Usted está leyendo esta nota ahora, no sabiendo si Dios lo llamará a casa antes de finalizar el día: eso es una realidad independiente de si usted puede y quiere reconocerlo.
Deseo recordarle que tanto usted como yo somos pequeños saltamontes delante del Trono de majestad, y que nuestras vidas están en las inmensas manos de nuestro buen Dios y Señor. Ni usted, ni yo, ni ningún otro ser humano puede decir en esta mañana: “hoy no moriré”, y mucho menos, intentando esgrimir razones como: aún soy joven, estoy felizmente casado, aún no creo que sea el tiempo, quiero hacer esto o aquello, ni incluso, porque es consciente de que su casa no está en orden.
Sólo basta observar el ejemplo de Ananías y Zafira para ser recordados de un par de personas que, al ver la llegada del sol en la mañana, jamás pensaron que sus ojos no iban a ver la llegada de la noche.
Sabemos que la muerte es algo inevitable, pues así está escrito; pero pese a que lo sabemos, preferimos no pensar en ella y decidimos mejor ocupar en los afanes del día. El mero pensamiento de tener que dejar a nuestras esposas (o las esposas a sus esposos), nos aflige sobremanera, y pensar en nuestros hijos como huérfanos, nos aterra.

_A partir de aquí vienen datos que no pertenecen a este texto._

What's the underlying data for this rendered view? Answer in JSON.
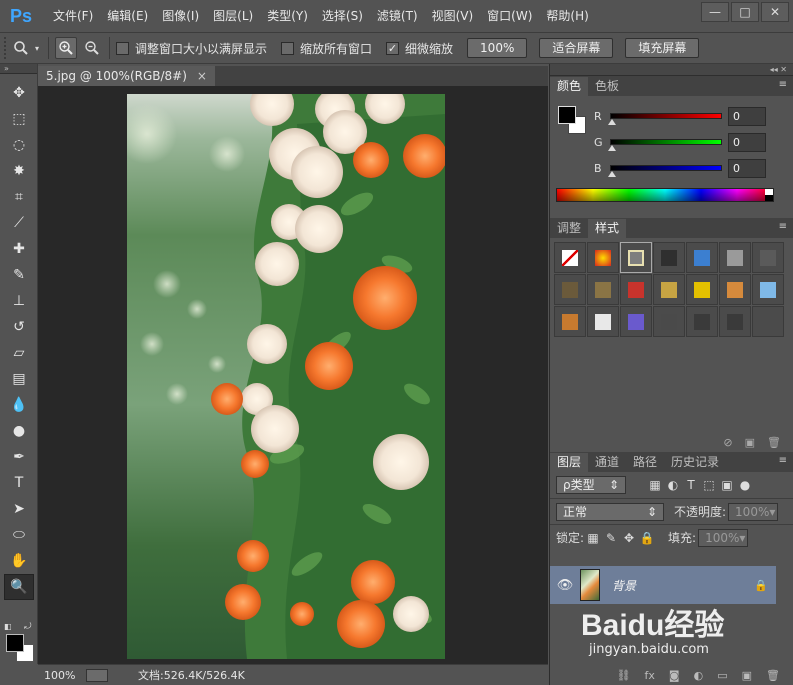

Así las cosas, y dado que la muerte es algo que causa dolor al más fuerte, y que tiene la potestad de afligir al que está más firme, solemos mirarla con respeto, evitamos hablar de ella, y más a menudo que no, decidimos en vano erradicar de nuestra mente aquella inevitable realidad: nuestros días son cortos y no sabemos cuál es el límite que Dios ha establecido para ellos.